If it ends in U, HQ, or H, those chips are soldered. HK (unlocked multiplier) is also soldered (rare, only in enthusiast notebooks). The CPU type is a more reliable clue then speculation - go off of the EXISTING CPU to know for sure, not speculation. With this laptop, post-HSW is soldered and HSW will either be modular (Socket G3/37-47W TDP depending on if it is a 2C/4T dual-core OR 4C/8T quad core) or soldered (ULV series - 15W). Example HSW CPUs are: i5-4310M (Socket G3/37-47W Modular) or i7-4600U (ULV/soldered 15W).
With Intel, anything mobile post HSW is soldered, including mobile Broadwell as this was predominantly a mobile platform with some enthusiast desktop chips. AMD did it years earlier for some (Ex: C series netbook CPU), now all of their mobile chips have also been soldered since ~2014-15, similar to Intel. I get CPU modularity has advantages; I held onto HSW for the Socket G3 chips until it was so old the issues were hard to ignore, like not being able to use NVMe SSDs (M.2 AHCI works on HSW but not NVMe - 6th gen or newer is required to use an NVMe SSD) despite the weight and thiccness of the computers. After NVMe got cheap, the cracks were permanently opened for me beyond repair. The speed of NVMe makes up for the soldered CPUs for me (and many others). NOTE: While NVMe is nice, if you still value modular CPUs you can still get by with a Socket G3 HSW notebook - just keep the issue of NVMe support in mind when buying one, and the original batteries tend to be fried at this point - my E6440 (Socket G3) battery failed ePSA at one point so it’s shot and is bipolar about if it’s EOL (per ePSA) or tired.
At this point, the only people who honestly care about the issue of soldered vs. modular think you gain a lot of performance with a CPU upgrade when you never, ever do.

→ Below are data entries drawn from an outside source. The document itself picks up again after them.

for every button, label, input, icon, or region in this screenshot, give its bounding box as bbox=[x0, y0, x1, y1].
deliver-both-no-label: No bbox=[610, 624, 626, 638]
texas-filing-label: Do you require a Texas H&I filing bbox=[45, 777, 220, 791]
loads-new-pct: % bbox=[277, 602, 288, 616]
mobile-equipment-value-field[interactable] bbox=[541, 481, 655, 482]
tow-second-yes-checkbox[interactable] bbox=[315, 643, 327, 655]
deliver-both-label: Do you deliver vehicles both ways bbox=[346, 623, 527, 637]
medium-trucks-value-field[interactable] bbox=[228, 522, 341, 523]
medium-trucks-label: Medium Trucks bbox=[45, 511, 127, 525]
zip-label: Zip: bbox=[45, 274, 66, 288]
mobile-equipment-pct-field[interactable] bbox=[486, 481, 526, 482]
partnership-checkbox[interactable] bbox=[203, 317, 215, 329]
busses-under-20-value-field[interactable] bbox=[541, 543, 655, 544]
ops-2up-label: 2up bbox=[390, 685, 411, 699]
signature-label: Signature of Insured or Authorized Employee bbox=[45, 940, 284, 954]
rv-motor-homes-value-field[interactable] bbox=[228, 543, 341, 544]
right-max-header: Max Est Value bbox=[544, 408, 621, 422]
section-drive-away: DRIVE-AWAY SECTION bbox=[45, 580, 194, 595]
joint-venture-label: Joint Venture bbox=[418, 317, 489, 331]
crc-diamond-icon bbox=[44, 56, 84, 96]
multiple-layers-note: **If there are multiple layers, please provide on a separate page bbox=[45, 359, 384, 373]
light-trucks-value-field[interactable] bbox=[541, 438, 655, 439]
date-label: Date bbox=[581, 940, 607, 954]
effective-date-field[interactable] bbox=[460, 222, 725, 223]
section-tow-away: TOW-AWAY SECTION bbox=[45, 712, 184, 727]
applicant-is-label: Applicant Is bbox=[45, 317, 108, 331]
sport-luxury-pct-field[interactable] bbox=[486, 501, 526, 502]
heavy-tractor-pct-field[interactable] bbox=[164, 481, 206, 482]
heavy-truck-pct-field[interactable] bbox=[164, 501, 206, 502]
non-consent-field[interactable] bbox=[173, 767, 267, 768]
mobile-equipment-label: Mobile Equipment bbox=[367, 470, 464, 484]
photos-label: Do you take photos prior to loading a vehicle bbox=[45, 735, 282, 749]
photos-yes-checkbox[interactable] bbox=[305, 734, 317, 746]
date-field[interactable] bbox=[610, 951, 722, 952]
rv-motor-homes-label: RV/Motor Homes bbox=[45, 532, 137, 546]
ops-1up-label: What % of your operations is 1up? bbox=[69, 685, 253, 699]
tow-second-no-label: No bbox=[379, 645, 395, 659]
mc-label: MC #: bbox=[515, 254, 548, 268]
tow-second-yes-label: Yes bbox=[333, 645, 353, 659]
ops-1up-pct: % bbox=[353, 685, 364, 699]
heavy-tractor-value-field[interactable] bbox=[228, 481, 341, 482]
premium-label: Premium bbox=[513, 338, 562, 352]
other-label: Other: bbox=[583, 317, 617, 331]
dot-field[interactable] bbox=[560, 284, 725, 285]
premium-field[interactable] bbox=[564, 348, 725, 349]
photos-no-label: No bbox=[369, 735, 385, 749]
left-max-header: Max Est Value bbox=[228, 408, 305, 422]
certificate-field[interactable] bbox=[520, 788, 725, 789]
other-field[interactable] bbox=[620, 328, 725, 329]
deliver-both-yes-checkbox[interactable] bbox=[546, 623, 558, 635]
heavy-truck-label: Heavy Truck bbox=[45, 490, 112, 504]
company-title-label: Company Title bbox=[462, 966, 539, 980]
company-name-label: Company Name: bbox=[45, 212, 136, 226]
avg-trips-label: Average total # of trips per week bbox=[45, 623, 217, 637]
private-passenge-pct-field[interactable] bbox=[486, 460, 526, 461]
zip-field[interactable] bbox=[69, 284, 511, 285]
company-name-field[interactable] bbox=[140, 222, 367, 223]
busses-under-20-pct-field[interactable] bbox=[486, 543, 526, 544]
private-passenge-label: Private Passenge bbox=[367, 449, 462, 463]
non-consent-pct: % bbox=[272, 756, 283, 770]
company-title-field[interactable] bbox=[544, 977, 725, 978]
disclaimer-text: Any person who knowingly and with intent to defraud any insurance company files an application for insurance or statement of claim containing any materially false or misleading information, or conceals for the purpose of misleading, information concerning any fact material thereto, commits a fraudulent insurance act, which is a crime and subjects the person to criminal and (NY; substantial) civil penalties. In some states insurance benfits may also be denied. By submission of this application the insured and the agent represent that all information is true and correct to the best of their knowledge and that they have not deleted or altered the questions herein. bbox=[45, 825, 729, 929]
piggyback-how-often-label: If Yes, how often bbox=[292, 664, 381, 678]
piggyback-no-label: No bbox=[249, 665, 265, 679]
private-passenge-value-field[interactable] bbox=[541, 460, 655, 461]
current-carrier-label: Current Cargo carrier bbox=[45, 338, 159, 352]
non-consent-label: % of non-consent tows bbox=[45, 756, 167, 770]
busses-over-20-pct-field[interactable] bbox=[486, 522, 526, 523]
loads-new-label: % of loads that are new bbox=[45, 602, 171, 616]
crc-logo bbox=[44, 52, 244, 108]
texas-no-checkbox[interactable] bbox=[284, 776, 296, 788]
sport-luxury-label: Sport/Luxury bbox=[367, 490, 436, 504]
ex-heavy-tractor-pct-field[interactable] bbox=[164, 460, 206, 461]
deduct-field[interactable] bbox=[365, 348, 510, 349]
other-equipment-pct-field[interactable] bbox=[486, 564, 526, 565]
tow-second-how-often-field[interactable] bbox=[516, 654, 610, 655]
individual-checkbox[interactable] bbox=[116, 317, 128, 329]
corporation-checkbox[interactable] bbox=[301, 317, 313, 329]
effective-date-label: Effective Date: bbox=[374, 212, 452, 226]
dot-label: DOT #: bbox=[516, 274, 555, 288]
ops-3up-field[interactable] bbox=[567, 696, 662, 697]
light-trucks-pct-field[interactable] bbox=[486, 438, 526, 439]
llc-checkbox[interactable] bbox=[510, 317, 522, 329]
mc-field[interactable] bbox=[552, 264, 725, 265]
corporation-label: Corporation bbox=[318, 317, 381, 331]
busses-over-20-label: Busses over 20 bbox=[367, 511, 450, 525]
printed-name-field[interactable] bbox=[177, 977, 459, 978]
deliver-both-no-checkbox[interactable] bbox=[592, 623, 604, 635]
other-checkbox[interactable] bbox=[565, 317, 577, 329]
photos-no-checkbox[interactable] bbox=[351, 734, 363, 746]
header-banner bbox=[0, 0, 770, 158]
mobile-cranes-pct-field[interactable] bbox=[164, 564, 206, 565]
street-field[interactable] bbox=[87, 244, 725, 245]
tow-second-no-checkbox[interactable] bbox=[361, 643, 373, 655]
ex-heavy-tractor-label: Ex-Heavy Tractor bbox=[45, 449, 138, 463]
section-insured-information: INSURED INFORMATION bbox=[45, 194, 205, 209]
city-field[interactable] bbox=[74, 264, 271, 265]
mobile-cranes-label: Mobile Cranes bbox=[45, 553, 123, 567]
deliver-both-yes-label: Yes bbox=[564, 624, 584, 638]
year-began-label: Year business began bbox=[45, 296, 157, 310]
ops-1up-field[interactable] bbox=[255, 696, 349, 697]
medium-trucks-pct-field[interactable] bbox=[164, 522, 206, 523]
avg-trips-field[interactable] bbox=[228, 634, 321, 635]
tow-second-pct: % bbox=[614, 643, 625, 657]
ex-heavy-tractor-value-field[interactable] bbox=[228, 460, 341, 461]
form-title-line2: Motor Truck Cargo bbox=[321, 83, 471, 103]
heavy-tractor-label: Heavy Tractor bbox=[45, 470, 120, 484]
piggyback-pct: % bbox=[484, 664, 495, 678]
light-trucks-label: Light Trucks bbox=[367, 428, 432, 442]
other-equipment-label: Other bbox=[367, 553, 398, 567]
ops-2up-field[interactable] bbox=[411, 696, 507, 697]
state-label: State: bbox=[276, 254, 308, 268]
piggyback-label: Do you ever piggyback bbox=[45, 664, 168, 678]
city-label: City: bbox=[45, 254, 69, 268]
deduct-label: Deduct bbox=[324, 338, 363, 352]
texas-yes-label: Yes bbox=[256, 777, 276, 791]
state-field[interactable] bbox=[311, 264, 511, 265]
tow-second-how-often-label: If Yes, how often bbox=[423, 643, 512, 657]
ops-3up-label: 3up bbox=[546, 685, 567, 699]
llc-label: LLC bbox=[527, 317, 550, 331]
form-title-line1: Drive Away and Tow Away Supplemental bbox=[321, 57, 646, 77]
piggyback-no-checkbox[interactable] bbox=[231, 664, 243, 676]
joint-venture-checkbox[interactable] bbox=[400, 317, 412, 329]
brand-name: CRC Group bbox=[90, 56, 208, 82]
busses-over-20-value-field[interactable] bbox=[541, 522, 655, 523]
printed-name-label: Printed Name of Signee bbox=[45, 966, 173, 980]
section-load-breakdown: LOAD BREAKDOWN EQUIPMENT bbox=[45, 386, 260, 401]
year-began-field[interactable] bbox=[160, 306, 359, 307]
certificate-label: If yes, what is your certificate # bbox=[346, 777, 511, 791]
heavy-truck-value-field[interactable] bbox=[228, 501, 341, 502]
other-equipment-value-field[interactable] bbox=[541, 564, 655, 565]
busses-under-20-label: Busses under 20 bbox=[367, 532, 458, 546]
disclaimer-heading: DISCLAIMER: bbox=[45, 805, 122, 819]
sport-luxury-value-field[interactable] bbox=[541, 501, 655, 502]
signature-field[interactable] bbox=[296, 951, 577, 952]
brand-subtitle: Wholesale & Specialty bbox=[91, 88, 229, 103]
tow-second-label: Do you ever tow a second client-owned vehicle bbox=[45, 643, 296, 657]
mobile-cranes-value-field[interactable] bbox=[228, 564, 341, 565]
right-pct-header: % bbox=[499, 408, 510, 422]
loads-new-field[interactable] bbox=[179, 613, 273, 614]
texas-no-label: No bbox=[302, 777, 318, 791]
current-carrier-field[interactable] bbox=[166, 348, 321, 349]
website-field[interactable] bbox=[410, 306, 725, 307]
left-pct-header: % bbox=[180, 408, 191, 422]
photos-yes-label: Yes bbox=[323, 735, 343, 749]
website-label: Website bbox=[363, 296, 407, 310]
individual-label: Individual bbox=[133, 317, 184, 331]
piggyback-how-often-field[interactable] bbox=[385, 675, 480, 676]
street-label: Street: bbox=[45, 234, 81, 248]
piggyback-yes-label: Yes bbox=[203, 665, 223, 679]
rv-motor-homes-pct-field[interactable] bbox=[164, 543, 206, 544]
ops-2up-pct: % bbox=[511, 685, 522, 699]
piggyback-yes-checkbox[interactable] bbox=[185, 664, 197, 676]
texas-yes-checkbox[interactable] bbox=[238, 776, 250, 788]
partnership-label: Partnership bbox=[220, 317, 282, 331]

It just preserves your old motherboard in the rare event of a bad CPU.
TECHNICALLY you can replace the soldered CPUs, but you need to get a schematic and make sure the board has the right resistors and VRM coils, have a new CPU (or a used reball) and a reflowing machine for soldered ones... Not practical for a DIYer.
Upgrading sequence:
1.) SSD - this may be all you need so try it first.
2.) RAM - only useful if you NEED many programs running simultaneously.
3.) CPU - in my experience, on the same motherboard CPU upgrades don't really that much difference.